Dès l’âge de quatre mois, les bébés reconnaissent les voix humaines

22 décembre 2023
par Christian Du Brulle
Durée de lecture : 4 min

« On sait depuis longtemps que chez l’être humain adulte, il existe une région du cerveau qui est sélective à la voix humaine. Cette région, située dans le cortex temporal, répond préférentiellement aux voix humaines plus qu’à n’importe quel autre type de son, comme des cris d’animaux, des bruits mécaniques, des sons issus de l’environnement. Les recherches menées dans mon laboratoire par la doctorante Roberta Calce viennent de montrer que chez des bébés âgés de quatre mois, cette région du cerveau sélective à la voix humaine est déjà active ». Le Pr Olivier Collignon, maître de recherche FNRS à l’Institut de recherche en sciences psychologiques de l’UCLouvain, détaille volontiers cette découverte.

Une sélectivité innée, fruit de l’évolution

« De précédents travaux avaient montré que la réponse sélective à la voix humaine chez le bébé n’apparaissait qu’à l’âge de sept mois. Cela pouvait suggérer qu’il fallait quand même une forme d’expérience assez longue pour que cette sélectivité se développe chez le jeune enfant. Ce que notre étude montre, c’est que ce n’est sans doute pas le cas », précise le directeur du Laboratoire de perception et de plasticité multimodales.

À ce stade, il semble que ce mécanisme propre au cerveau humain, mais également au cerveau des chiens et des singes, résulte d’un processus évolutif. Cette faculté de discriminer des sons humains serait donc innée, et non le fruit d’un apprentissage.

Collaboration avec le Baby Lab

Comment la chercheuse est-elle arrivée à démontrer, pour la première fois, cette sélectivité à la voix de façon concluante chez des bébés de quatre mois? Grâce à une collaboration avec l’équipe du Pr Arnaud Leleu de l’Université de Bourgogne, à Dijon.

« Au sein de mon laboratoire, nous étudions beaucoup la manière dont le cerveau traite l’information sensorielle, notamment les sons, mais aussi ceux issus de la vision. Nous sommes spécialisés dans le traitement cérébral de l’information sensorielle, mais pas nécessairement dans le développement », reprend le maître de recherche du FNRS. « Cela signifie que nous ne testons pas régulièrement les bébés, car cela demande toute une infrastructure spécialisée. D’où notre collaboration avec le Pr Leleu, qui dispose d’un Baby Lab. »

« Ce laboratoire est équipé pour ce genre de tests. Nous y avons soumis une vingtaine de bébés âgés de 4 mois à une batterie de tests spécifiques au cours desquels nous leur avons fait entendre divers sons. Les électroencéphalogrammes nous livrant ensuite les données à étudier. Il est apparu qu’une majorité des bébés présentait cette sélectivité à la voix humaine. »

Nouvel outil de recherche et de dépistage

Cette technique de recherche élaborée par l’équipe du Pr Collignon avec celle du Dr Leleu, constitue un nouvel outil pour de futures études du traitement de la voix chez les nourrissons.

Ces premiers résultats laissent aussi penser que cette sélectivité neuronale pourrait favoriser l’intérêt pour ces sons cruciaux dès le début de la vie. Et, dès lors, potentiellement participer au développement social de l’enfant.

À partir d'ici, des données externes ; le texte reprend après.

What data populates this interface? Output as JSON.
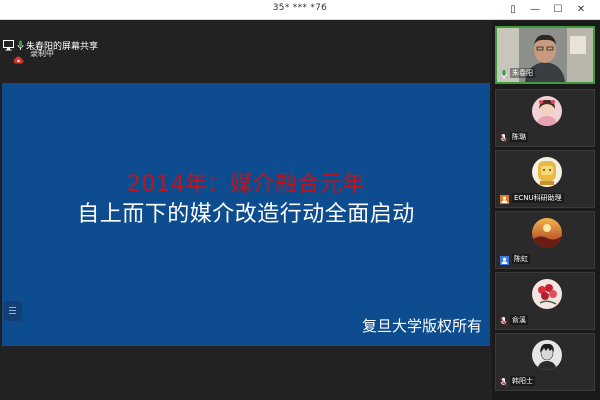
{
  "window": {
    "title": "35* *** *76",
    "controls": {
      "tile": "▯",
      "minimize": "—",
      "maximize": "☐",
      "close": "✕"
    }
  },
  "recording": {
    "label": "录制中",
    "icon": "cloud-record-icon",
    "color": "#d9342b"
  },
  "slide": {
    "line1": "2014年：媒介融合元年",
    "line2": "自上而下的媒介改造行动全面启动",
    "copyright": "复旦大学版权所有",
    "background": "#0d4d8f",
    "line1_color": "#c0141a"
  },
  "screen_share": {
    "label": "朱春阳的屏幕共享",
    "icon": "screen-share-icon"
  },
  "participants": [
    {
      "name": "朱春阳",
      "status_icon": "microphone-active-icon",
      "has_video": true
    },
    {
      "name": "陈璐",
      "status_icon": "microphone-muted-icon"
    },
    {
      "name": "ECNU科研助理",
      "status_icon": "user-icon"
    },
    {
      "name": "陈虹",
      "status_icon": "user-icon"
    },
    {
      "name": "俞溪",
      "status_icon": "microphone-muted-icon"
    },
    {
      "name": "韩阳士",
      "status_icon": "microphone-muted-icon"
    }
  ],
  "colors": {
    "active_speaker_border": "#3e9b3e",
    "ecnu_badge": "#e07a1f",
    "chenhong_badge": "#3a7bd5"
  }
}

« Mais cela pourrait aussi trouver des applications dans le dépistage précoce de certains troubles », estime le chercheur de l’UCLouvain. « Nous pensons désormais tester cette technique sur des individus autistes, lesquels présentent, comme on le sait, un déficit du traitement de l’information sociale. Il a déjà été montré qu’à l’âge adulte, ce trouble pouvait se marquer par des différences dans la façon dont ces personnes traitent les voix humaines. Si cette différence existe déjà avant que l’on diagnostique l’enfant comme autiste, et qu’elle est identifiable dès les premiers mois de la vie, cela peut également être précieux. »

La suite des travaux de Roberta Calce vont porter sur la transformation d’une information physique en une information « sémantique », comme disent les chercheurs. C’est-à-dire comment le cerveau passe d’une information auditive, acoustique, comme des vibrations de l’air, à la représentation d’un signal dans le cerveau. Lequel devient beaucoup plus complexe, comme reconnaître que cette vibration est une voix humaine et non un son provenant d’une voiture ou d’un oiseau. « Ce qui n’est autre que l’aspect novateur de la thèse de Roberta Calce », conclut le Pr Collignon.